Auteur de Médiatiquement correct : 265 maximes pou r notre temps, Paris-Méditerranée, Paris, 1998.

François Brune http://larbremigrateur-fb.blogspot.com


(1) A des lecteurs indignés par une publicité sexiste parue dans ses colonnes, Le Monde, par exemple, se voit contraint d'avouer : « Une bonne partie de la publicité joue sur le corps féminin et les rapports ambigus entre les sexes. Si la direction de la rédaction devait se prononcer sur chaque image, elle entrerait en conflit permanent avec les annonceurs et finirait par sortir de son rôle » (18 décembre 2000).

(2) Dans Le Publiphobe n° 53, Yvan Gradis justifie la légitimité de ces actions face à des pouvoirs publics qui répugnent à faire appliquer la loi (texte disponible 56 bis, rue Escudier, 92100 Boulogne-Billancourt).

(3) On peut renvoyer, sur ce point, aux campagnes contre le « parrainage sportif » subtilement organisé par des producteurs d'alcool, contre le tabagisme favorisé par d'énormes investissements publicitaires, contre le culte de la vitesse célébré par les publicités automobiles.

(4) Voir l'article de Simone de Beauvoir, « La femme, la pub et la haine », Le Monde du 4 mai 1983.

(5) Fondées par Florence Montreynaud (La Meute – contre la publicité sexiste - Maison des femmes, 163 rue de Charenton, 75012 Paris, site internet : http://lameute.org.free.fr , e-mail : lameute.org@free.fr).

(6) Lire « Le Vatican absout la publicité », Le Monde diplomatique, avril I997.

(7) Paysages de France a remporté deux victoires significatives contre la prolifération de panneaux publicitaires (Paysages de France, MNEI, 5, place Bir-Hakeim, 38000 Grenoble, tél. : 04-76-03-23-75).

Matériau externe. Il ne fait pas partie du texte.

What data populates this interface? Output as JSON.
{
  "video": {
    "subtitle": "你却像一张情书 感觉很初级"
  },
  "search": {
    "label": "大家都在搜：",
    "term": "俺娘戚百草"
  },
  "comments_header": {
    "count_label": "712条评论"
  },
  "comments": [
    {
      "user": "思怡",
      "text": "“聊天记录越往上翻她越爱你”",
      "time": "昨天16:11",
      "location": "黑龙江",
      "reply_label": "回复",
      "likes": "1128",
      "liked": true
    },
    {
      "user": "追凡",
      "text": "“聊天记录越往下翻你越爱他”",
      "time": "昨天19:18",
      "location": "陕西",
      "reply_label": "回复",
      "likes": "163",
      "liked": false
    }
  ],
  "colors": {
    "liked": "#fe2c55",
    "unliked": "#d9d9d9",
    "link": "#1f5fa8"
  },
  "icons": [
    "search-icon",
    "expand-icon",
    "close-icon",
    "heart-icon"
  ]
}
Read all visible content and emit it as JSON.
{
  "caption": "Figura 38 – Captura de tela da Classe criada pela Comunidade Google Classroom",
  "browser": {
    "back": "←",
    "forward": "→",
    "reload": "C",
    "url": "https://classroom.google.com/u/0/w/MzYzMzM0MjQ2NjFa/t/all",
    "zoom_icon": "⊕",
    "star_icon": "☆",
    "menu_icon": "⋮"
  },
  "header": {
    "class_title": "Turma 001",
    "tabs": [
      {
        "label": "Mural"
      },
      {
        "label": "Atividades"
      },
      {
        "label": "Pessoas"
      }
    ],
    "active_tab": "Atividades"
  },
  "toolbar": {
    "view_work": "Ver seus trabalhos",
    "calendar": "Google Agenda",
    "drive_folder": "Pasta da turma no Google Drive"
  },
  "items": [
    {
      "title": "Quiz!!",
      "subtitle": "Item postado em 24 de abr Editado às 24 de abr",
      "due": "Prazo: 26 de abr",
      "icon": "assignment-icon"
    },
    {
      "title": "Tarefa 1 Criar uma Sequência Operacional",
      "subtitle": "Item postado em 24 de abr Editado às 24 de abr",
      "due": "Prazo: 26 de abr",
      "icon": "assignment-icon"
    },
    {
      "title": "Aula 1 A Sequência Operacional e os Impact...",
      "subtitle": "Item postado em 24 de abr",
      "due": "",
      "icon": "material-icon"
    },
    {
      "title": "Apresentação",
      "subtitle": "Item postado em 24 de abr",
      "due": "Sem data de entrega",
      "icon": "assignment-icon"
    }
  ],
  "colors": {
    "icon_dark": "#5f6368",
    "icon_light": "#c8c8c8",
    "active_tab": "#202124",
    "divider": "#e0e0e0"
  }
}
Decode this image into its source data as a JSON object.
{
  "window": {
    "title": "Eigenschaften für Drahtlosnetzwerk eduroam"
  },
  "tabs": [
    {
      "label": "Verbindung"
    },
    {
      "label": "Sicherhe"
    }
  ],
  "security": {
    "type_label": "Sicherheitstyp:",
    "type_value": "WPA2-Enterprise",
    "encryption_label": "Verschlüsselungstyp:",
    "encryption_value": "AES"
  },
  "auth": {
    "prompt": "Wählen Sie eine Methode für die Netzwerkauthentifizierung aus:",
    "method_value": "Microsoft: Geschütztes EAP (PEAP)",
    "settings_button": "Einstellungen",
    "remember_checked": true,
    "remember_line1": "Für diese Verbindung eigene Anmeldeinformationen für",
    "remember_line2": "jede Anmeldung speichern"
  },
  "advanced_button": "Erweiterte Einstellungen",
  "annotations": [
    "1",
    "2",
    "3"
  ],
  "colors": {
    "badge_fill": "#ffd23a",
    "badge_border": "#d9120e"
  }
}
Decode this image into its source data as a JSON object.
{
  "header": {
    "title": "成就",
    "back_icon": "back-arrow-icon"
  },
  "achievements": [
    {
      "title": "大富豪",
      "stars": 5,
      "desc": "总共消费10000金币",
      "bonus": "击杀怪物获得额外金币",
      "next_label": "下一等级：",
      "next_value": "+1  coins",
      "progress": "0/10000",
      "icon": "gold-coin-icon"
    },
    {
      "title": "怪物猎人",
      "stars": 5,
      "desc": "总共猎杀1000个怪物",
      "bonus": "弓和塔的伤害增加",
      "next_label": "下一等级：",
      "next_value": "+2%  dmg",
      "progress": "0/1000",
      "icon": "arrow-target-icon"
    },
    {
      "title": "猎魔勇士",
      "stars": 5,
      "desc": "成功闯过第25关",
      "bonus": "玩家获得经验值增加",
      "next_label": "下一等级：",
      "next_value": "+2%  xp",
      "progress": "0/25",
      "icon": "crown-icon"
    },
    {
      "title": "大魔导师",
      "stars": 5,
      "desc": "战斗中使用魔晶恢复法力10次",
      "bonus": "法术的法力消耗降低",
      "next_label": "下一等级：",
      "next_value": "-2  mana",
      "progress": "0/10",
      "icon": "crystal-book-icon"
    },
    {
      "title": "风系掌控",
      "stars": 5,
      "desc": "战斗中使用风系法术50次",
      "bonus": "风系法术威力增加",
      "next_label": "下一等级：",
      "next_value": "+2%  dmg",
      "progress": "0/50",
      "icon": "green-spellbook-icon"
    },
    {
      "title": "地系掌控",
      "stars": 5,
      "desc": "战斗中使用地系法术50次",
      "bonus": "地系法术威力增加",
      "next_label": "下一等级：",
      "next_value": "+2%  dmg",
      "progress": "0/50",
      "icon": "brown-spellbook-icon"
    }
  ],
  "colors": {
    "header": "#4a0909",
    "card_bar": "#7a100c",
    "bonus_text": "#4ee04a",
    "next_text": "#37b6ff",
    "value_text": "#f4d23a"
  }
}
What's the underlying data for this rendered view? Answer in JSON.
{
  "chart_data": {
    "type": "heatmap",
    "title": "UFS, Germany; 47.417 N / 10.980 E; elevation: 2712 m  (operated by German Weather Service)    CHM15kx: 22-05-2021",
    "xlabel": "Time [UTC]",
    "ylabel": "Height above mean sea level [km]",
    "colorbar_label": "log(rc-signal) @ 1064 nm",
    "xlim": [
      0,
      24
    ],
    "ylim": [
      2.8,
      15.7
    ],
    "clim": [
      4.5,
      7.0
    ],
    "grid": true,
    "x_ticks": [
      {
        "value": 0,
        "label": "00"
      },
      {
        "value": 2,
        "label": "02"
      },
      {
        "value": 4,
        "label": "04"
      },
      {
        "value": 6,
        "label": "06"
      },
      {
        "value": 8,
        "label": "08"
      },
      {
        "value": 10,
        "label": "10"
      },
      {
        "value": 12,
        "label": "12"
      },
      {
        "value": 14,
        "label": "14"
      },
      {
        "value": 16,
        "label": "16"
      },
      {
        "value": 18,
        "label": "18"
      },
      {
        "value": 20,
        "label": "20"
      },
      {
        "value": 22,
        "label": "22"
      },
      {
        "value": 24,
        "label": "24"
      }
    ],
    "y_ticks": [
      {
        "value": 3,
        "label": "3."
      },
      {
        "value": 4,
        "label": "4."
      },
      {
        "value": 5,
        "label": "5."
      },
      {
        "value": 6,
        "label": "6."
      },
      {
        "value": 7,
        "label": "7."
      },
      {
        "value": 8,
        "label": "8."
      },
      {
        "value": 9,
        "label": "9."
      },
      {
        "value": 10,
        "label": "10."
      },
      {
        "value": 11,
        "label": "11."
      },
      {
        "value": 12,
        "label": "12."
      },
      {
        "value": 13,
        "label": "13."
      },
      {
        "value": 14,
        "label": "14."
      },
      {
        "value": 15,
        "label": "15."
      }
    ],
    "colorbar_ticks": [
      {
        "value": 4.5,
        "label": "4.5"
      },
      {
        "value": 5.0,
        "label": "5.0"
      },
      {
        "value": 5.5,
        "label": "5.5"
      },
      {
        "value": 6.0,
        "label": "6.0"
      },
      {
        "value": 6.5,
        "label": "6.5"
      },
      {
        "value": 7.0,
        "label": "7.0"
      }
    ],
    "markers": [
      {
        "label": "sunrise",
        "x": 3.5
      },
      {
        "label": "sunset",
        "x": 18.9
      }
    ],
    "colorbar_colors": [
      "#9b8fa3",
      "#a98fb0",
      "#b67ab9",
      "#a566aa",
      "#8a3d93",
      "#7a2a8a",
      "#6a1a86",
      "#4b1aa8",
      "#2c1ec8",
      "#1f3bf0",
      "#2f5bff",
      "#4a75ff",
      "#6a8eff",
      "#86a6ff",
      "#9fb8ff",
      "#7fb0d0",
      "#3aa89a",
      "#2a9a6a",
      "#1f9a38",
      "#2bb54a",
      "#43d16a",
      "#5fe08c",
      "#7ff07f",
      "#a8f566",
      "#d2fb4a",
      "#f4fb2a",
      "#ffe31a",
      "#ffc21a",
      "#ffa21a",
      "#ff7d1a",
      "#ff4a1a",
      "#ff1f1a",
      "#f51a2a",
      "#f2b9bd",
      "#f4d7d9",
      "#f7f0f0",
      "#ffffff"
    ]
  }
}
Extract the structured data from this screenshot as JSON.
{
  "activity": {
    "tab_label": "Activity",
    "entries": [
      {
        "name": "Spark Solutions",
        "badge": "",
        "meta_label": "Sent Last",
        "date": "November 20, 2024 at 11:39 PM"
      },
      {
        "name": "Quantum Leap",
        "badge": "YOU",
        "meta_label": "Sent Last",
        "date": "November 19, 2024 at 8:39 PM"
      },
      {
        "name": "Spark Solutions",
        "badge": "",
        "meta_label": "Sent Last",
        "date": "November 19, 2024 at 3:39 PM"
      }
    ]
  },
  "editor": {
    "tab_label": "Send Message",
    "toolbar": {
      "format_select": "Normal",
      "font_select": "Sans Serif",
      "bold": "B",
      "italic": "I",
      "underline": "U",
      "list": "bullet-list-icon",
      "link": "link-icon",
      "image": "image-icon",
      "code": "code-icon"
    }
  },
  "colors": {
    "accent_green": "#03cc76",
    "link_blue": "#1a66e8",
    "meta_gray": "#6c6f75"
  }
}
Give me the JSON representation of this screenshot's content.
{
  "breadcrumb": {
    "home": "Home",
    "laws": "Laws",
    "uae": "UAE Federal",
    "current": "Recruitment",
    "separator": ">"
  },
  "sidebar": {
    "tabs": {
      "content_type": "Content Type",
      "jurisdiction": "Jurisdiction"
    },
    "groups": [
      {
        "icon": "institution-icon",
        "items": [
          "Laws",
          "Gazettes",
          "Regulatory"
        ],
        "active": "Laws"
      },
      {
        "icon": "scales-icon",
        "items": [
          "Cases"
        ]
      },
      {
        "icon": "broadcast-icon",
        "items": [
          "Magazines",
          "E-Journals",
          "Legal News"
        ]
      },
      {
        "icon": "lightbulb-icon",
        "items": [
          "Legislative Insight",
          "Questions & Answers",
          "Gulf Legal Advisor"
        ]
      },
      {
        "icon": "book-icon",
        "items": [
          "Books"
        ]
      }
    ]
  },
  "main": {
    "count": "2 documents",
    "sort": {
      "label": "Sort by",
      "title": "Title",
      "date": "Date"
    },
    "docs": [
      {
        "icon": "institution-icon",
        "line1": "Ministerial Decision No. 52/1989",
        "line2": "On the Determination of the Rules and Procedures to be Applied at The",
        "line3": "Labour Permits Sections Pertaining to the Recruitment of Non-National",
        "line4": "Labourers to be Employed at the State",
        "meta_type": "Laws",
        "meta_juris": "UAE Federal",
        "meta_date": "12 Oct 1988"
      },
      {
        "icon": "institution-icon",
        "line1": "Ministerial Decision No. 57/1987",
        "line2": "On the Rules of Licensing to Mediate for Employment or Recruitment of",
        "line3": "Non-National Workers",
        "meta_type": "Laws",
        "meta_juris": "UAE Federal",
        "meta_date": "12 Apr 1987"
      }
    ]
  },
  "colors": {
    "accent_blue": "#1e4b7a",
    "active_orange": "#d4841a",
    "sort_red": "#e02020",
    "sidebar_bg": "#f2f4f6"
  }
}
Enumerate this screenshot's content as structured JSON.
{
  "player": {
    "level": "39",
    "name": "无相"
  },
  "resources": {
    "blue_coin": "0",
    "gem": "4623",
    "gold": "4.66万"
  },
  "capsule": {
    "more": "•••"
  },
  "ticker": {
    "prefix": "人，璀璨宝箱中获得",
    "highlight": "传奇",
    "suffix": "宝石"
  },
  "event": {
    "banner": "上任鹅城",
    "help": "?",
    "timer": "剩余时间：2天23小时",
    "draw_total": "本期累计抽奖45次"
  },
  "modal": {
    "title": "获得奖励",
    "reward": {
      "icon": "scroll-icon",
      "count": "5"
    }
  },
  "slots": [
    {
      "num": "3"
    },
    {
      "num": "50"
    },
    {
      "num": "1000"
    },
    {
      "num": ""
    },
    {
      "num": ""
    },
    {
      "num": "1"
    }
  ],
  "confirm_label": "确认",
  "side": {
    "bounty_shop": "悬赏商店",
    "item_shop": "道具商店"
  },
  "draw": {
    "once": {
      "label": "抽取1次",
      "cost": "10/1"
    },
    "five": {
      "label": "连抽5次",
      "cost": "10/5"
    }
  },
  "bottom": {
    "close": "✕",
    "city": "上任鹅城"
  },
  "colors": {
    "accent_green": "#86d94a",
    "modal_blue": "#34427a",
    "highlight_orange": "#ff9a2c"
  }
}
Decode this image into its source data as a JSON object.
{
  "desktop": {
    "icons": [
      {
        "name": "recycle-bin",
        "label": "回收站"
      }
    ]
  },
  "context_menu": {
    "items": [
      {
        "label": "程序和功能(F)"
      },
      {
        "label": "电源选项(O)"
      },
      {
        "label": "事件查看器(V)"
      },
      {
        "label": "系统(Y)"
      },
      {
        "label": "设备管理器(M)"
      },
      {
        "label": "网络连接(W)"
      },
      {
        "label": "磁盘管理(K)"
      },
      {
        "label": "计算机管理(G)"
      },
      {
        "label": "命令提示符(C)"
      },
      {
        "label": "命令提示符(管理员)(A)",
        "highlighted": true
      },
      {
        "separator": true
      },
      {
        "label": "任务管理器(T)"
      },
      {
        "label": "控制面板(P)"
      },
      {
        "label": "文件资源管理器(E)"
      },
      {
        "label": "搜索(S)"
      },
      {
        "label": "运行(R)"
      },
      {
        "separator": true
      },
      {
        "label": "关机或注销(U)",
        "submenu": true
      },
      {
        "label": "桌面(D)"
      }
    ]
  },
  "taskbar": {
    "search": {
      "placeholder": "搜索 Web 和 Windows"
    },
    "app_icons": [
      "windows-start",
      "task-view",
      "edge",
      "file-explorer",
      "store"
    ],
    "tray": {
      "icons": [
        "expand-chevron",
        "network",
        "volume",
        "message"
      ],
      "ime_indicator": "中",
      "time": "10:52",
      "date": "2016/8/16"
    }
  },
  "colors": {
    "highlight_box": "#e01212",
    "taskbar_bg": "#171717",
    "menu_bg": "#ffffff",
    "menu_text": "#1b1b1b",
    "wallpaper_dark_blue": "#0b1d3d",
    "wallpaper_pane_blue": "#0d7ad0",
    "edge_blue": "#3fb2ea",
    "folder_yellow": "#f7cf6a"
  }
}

(8) Lire « L'Annonce faite au tiers-monde » (Le Monde diplomatique, mai 1988), et le n° 2 de la revue L'Ecologiste sur la crise climatique (25, rue de Fécamp, 75012 Paris). Sans oublier le mot d'ordre de la Journée sans achat : « Faites un geste pour la Terre : arrêtez d'acheter ».

(9) RAP, 53, rue Jean-Moulin, 94300 Vincennes, tél. : 01-43-28-39-21. L'Association publie la revue Rap-Echos.

(10) CCCP et Casseurs de pub, 11, place Croix-Pâquet, 69001 Lyon, tél. : 04-78-39-93-32. Casseurs de pub paraît en novembre, à l'occasion de la Journée sans achats lancée par la Media Foundation (qui édite la revue canadienne Adbusters). En 1999, le film accompagnant cette action, qui devait passer parmi les spots télévisés au tarif normal, fut refusé par les chaînes. Le CCCP et RAP ont un même site Internet : www.antipub.net.

(11) Lire François Brune, « Violences de l'idéologie publicitaire », Le Monde diplomatique, août 1995.

(12) Lire François Mazoyer, « Consommateurs sous influence », Le Monde diplomatique, décembre 2000.